The authors of this update thoughtfully addressed the weaponization of queries by payers by noting that the Query Practice Brief “is not intended for use as a basis for denying claims or disputing clinical queries.” They continue by stating that the practice brief is not to be used as “a stand-alone rationale for claim denial, post-payment recovery, or adverse audit finding.”

The authors conclude by asserting that “substantial compliance with the principles in this brief, rather than rigid technical adherence to any specific element, is the appropriate standard for external review.” While this language does not prohibit payers from reviewing queries, it directly challenges the practice of denying compliant documentation solely due to technical query critiques. I applaud the authors for including this particularly important section within the Query Practice Brief. I hope it will reverse the trend of payers removing a complication/comorbidity or major complication/comorbidity (CC or MCC) from a claim because the payer considers a query to be noncompliant.

As the complexity of hospital reimbursement has grown, so has the need for accurate and complete provider documentation. Querying, which was once the domain of professional coders, is also performed by other revenue cycle departments. In some hospitals, querying is the sole responsibility of clinical documentation integrity (CDI) professionals. However, the purpose of querying is the same regardless of which department performs the query function within a healthcare organization.

The primary difference between querying performed by CDI and that which is performed by coding professionals is the timing of when querying occurs. CDIs are typically reviewing the health record concurrently, while coders are often reviewing the health record retrospectively. Most hospitals have found that query response rates are higher when the query is issued while the patient is still being treated (concurrently), because queries are more visible to the provider, and additional documentation can be more easily incorporated into the health record.

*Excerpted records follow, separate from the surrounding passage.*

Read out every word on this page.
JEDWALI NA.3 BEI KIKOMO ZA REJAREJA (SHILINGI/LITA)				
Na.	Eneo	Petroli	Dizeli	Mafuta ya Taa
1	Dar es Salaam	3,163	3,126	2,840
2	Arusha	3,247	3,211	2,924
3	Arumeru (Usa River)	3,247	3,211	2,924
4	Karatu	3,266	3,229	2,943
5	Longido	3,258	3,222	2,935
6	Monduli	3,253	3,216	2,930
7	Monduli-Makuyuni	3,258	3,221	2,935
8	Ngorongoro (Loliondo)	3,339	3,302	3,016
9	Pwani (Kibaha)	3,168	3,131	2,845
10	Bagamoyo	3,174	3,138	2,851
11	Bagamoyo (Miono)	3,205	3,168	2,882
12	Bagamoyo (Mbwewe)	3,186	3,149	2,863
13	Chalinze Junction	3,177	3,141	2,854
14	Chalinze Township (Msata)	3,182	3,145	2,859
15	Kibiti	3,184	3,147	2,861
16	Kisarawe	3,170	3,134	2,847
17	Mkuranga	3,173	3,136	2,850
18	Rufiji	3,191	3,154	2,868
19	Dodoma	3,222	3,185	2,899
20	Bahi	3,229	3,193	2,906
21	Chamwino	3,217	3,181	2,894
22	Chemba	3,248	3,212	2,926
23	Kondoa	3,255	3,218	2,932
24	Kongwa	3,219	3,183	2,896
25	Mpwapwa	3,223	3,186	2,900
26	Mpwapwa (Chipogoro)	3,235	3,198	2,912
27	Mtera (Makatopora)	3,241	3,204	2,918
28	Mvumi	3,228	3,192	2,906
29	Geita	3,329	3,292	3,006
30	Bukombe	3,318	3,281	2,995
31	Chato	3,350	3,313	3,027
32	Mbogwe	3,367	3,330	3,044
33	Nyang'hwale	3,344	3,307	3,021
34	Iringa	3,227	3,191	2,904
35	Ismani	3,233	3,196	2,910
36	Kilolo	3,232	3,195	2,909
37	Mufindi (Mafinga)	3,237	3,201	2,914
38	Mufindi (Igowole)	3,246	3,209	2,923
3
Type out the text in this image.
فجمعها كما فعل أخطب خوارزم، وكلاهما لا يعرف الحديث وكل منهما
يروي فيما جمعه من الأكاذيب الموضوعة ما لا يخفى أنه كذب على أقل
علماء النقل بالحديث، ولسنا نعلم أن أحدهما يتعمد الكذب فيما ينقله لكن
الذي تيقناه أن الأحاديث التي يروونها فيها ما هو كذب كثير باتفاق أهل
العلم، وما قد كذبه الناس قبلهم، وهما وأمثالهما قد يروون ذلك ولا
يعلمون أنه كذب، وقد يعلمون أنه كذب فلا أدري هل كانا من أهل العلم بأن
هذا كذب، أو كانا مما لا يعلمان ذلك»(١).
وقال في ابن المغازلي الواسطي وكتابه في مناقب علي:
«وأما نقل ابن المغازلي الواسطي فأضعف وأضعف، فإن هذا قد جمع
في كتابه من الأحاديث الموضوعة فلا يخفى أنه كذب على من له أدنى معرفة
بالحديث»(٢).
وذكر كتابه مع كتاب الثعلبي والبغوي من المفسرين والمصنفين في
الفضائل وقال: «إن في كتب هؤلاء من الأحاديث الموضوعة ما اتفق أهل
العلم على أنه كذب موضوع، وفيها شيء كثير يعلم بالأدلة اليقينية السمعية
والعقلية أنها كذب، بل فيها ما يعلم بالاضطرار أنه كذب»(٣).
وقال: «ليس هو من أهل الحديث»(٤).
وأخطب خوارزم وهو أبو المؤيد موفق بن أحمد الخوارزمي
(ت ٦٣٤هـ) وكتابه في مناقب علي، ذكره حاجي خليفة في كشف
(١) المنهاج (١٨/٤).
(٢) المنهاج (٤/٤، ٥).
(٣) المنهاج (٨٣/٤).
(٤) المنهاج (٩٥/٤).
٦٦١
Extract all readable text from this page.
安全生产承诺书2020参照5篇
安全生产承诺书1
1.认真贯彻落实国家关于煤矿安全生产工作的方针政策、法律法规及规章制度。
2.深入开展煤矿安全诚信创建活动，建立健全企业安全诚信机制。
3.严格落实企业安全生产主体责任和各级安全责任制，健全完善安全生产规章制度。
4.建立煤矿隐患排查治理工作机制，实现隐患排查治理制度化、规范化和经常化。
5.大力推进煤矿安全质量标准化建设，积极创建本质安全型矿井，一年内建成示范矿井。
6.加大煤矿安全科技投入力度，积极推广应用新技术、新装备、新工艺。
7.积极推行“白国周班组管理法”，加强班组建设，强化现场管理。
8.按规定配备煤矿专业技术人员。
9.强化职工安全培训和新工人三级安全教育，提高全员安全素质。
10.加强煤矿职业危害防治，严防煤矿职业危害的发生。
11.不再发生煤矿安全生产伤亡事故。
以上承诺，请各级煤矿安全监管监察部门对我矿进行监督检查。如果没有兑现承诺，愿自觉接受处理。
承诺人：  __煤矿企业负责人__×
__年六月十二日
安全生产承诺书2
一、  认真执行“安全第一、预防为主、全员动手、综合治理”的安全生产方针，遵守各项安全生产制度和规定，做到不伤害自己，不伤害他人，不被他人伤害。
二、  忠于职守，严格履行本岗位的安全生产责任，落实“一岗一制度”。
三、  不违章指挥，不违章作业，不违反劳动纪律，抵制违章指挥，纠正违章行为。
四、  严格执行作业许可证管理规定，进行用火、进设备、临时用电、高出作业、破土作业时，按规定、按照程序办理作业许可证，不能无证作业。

What constitutes querying is expanded in this 2026 update, beyond those who perform CDI and coding functions, to include documentation related to “quality measures, medical necessity, denial prevention, and related initiatives.” As technology is introduced into revenue cycle processes, many companies launched “front-end” tools that “nudge” providers to document using terms that support ICD-10-CM code assignment at the point of care. The 2026 update also states that “any professional or technology that reviews the medical record, whether in the inpatient, outpatient, or professional fee setting, should take into account compliant practices and follow the instructions within the brief.”

In my opinion, the contributors to this Query Practice Brief update did a wonderful job clarifying that it will apply to both manually constructed and technology-generated queries, regardless of the term used to solicit additional information from a provider (e.g., prompts, nudges, advisories, alerts, or similar terms) in any setting. The practice brief clearly states that “a communication constitutes a query when it presents a provider with a specific diagnosis or documentation option for consideration in connection with a specific patient encounter, regardless of how the communication is labeled or where it appears within the technology platform.”

Querying is a crucial tool because an effective query process resolves documentation issues prior to coding, thereby minimizing billing delays. Although this topic is not addressed within the Query Practice Brief itself, best practice is for queries to be resolved prior to coding, which typically occurs between two to five days following discharge. A key performance indicator for many revenue cycles is how long it takes to finalize and bill a claim, often referred to as Discharged Not Final Billed (DNFB) or bill-hold times. Long DNFB times directly increase another hospital metric, days in accounts receivable (A/R), which measures the average number of days it takes a hospital to get paid after hospital care is rendered.